La lettre de ''L'Express''

Sur divers interdictions d'émissions par le ministre de l'Information, M. Terrenoire.
Que se passe-t-il au ministère de l'Information ? Qui a peur de quoi ? D'où viennent les consignes ? Et y a-t-il des consignes ? Lesquelles ?
Quatre incidents en moins de quinze jours justifient que l'on se demande ce qui l'emporte de la pagaïe, de la désinvolture ou de la couardise. Encore ces trois hypothèses sont-elles également optimistes.
Le 3 mars, dans le cadre de l'émission animée par M. Jacques Donot, un débat sur la bombe atomique française est annoncé, avec la participation de divers journalistes étrangers.
M. Chavanon, directeur général de la K.T.F., et M. Thibault, directeur des informations et de l'actualité télévisées, en ont pris personnellement connaissance et l'ont approuvée.
Une demi-heure avant la diffusion publique, l'émission est interdite. Ordre de M. Terrenoire, ministre de l'Information.
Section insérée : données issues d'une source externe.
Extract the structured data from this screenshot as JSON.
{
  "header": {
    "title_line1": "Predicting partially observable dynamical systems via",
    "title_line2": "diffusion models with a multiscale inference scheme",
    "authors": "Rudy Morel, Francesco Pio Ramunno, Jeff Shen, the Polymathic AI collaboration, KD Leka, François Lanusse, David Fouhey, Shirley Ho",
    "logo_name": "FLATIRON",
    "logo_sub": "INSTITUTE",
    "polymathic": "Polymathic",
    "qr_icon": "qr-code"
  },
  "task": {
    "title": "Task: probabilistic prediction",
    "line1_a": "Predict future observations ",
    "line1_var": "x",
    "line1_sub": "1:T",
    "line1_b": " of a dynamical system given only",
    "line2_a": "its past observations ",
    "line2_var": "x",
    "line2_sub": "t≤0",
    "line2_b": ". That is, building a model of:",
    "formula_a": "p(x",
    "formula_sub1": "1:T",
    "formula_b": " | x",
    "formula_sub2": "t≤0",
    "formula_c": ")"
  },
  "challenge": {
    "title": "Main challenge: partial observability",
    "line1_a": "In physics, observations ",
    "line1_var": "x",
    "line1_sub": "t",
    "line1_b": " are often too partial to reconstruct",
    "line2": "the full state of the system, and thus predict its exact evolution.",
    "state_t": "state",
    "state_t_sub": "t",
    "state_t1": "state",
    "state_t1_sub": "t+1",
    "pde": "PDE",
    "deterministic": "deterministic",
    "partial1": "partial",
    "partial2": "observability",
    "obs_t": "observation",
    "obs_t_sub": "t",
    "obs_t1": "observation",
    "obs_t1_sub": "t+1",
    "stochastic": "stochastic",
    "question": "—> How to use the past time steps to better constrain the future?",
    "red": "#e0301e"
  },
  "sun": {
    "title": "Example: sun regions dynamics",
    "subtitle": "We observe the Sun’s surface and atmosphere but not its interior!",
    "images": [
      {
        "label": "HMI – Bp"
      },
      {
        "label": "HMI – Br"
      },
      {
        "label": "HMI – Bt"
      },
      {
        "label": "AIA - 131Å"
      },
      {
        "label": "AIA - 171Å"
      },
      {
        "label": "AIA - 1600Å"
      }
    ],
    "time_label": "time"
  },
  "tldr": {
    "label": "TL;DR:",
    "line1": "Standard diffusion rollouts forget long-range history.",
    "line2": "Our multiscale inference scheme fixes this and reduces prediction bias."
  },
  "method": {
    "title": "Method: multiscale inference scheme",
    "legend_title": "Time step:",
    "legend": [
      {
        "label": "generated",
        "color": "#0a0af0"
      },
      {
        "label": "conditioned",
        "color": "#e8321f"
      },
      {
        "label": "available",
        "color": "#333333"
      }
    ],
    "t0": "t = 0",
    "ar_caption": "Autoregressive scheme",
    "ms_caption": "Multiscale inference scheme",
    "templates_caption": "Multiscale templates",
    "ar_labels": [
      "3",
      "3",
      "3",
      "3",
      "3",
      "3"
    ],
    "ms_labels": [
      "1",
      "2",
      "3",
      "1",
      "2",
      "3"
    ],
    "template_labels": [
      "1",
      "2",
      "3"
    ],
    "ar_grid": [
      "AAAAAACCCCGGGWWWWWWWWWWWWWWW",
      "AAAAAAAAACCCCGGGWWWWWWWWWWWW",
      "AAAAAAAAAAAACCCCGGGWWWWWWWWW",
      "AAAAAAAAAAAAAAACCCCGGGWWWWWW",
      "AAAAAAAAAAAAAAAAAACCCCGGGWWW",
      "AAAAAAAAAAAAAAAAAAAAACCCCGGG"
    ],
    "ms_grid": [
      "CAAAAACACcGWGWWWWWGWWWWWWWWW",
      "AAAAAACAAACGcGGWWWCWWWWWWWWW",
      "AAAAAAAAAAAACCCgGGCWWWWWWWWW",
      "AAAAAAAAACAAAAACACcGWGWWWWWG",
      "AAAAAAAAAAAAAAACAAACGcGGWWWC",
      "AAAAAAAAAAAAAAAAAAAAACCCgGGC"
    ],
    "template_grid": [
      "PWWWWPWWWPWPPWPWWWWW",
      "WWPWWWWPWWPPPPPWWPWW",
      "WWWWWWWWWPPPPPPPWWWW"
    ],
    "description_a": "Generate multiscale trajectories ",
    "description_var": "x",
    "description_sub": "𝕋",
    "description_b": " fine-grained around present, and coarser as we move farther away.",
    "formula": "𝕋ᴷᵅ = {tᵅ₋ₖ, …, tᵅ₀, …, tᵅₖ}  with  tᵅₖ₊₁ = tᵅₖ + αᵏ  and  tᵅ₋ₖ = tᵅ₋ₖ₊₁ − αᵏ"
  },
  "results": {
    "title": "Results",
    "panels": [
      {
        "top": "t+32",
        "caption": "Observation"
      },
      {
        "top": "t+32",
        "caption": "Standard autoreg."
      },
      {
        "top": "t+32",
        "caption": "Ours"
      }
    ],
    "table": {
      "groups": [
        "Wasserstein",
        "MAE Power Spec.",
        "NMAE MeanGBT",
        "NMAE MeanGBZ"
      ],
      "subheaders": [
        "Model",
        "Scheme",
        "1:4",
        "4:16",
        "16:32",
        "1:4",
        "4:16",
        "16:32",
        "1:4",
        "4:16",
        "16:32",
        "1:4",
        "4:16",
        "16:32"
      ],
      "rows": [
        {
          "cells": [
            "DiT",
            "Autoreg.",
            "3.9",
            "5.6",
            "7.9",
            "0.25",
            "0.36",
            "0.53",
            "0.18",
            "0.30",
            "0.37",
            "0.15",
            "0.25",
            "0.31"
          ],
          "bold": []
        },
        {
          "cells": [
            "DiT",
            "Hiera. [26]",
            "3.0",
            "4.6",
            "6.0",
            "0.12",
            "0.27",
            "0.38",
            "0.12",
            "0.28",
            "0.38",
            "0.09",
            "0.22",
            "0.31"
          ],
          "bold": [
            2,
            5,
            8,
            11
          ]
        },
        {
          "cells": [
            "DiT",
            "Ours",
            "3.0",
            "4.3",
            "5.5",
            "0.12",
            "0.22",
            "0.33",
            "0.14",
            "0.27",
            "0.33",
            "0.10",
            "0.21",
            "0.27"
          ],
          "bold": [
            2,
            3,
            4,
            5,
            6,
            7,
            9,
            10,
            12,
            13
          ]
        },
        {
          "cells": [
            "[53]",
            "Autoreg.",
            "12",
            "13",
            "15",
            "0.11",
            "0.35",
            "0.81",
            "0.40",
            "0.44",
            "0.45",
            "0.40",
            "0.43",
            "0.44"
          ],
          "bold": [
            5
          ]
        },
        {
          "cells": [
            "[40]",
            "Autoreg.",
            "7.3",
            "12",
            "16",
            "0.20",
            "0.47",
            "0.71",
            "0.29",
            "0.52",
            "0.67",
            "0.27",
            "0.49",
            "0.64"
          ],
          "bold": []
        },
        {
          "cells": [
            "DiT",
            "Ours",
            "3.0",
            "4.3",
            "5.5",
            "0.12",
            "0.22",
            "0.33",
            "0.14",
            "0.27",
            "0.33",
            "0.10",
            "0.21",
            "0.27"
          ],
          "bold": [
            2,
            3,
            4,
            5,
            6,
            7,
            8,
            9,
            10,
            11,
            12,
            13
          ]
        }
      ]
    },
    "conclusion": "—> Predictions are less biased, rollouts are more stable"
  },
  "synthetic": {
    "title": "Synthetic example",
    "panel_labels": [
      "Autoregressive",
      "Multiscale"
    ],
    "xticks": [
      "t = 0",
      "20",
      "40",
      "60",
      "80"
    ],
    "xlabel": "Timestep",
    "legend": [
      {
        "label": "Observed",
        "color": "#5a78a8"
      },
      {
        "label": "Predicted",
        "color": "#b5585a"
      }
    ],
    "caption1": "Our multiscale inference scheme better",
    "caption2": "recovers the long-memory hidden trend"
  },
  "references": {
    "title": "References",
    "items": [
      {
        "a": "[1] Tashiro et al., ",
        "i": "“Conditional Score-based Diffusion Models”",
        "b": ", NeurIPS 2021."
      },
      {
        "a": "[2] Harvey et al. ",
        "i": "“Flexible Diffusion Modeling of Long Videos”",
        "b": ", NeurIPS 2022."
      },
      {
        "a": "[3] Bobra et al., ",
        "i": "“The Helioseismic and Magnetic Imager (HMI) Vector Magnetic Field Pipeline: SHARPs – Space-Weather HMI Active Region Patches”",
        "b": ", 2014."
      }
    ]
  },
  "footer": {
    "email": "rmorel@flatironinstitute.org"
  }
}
Le 8 mars, une séquence de « Cinq colonnes à la une » consacrée à des interviews réalisées parmi des officiers et des soldats d'Algérie est annoncée. Le ministre des Armées, M. Messmer, et un représentant de l'Elysée en ont pris personnellement connaissance et l'ont approuvée.
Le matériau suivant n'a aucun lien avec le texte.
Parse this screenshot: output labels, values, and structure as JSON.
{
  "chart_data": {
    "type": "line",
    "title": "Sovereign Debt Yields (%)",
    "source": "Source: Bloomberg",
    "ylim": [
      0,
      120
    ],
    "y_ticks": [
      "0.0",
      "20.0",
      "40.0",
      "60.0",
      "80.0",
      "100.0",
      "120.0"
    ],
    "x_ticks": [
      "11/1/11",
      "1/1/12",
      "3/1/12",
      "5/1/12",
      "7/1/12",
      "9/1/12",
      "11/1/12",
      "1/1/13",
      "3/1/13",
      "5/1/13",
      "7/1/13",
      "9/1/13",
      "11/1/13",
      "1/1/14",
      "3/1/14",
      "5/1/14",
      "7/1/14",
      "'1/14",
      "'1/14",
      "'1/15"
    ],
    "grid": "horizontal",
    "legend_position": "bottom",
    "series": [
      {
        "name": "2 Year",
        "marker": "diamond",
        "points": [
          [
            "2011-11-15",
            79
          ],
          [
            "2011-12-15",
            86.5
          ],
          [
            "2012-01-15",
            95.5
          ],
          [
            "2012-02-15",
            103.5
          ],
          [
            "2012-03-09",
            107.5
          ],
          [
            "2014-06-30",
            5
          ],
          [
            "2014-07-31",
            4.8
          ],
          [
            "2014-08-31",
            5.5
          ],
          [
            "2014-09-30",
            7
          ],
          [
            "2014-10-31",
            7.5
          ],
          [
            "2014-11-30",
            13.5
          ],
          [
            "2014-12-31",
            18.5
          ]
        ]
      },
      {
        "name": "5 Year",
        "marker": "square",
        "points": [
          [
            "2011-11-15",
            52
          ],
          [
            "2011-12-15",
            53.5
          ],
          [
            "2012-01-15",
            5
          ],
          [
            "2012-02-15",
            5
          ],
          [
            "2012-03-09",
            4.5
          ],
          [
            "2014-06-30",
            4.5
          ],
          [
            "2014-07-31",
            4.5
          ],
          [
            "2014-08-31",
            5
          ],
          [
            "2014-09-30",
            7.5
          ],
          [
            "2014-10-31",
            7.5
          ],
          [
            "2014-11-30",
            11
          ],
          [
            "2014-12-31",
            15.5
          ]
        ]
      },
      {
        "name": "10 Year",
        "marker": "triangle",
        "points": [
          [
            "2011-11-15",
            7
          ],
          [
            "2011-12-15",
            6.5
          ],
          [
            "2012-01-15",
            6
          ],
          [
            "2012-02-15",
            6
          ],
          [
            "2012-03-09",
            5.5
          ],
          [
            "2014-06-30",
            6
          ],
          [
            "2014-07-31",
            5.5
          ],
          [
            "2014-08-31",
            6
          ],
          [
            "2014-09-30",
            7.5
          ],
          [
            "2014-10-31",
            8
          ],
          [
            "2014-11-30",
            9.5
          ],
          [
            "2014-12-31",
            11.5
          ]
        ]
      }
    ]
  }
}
Le 4, en l'absence du ministre, un membre de son cabinet interdit l'émission. Il faut attendre le retour de M. Messmer pour qu'une projection différée soit diffusée.
Le 9 mars, un portrait en images de M. Krouchtchev, préparé par Frédéric Rossif et commenté par Serge Groussard, est annoncé. Un dangereux révolutionnaire participe à l'émission, M. Marcel Boussac.
La diffusion est d'abord ajournée au 13. Ordre de M. Terrenoire, ministre de l'Information, qui exige des coupures. Serge Groussard se montre compréhensif, mais dans les limites de la bonne foi. Le 13, les téléspectateurs attendent en vain. L'émission n'a pas lieu.
Le 17 mars, une discussion et des documents sur « Le malaise agricole » sont prévus au programme. Des représentants des syndicats et des jeunesses agricoles, un député U.N.R. y participent. Le ministre de l'Agriculture interviendra à la fin, en « direct ».
L'émission est en cours de montage. Personne n'en connaît encore l'exact déroulement. Le 15, elle est « ajournée ». Ordre de M. Terrenoire, ministre de l'Information.
celui-ci est-il au courant ? C'est possible. Ce n'est pas certain, car, dans ce qui tient lieu de gouvernement, les ordres ont une curieuse propension à se répercuter de bas en haut et non de haut en bas. Interprétation originale de l'organisation démocratique.
Cependant, nombreux sont ceux qui, dans l'attitude du ministre théoriquement responsable de la Télévision, croient déceler une excessive fidélité à l'étymologie.
« Information » selon Littré : du latin informationem qui signifie action de former, de façonner.
Mais non. Ils sont en avance sur l'événement. On ne forme bien que de la pâte molle. Informer, ce sera pour plus tard. Il faut d'abord désinformer, désapprendre à voir, à savoir, à entendre, à comprendre.
L'Algérie ? Un petit problème. La bombe ? Un petit détail. M. Krouchtchev ? Un petit monsieur. Le malaise agricole ? Un petit incident.
Téléspectateurs, ne vous inquiétez pas. Papa est là, Papa s'en occupe. On vous demande simplement de ne pas faire de bruit pendant qu'il travaille. Ouvrez votre poste et soyez bien sages : M. Terrenoire va vous montrer des images.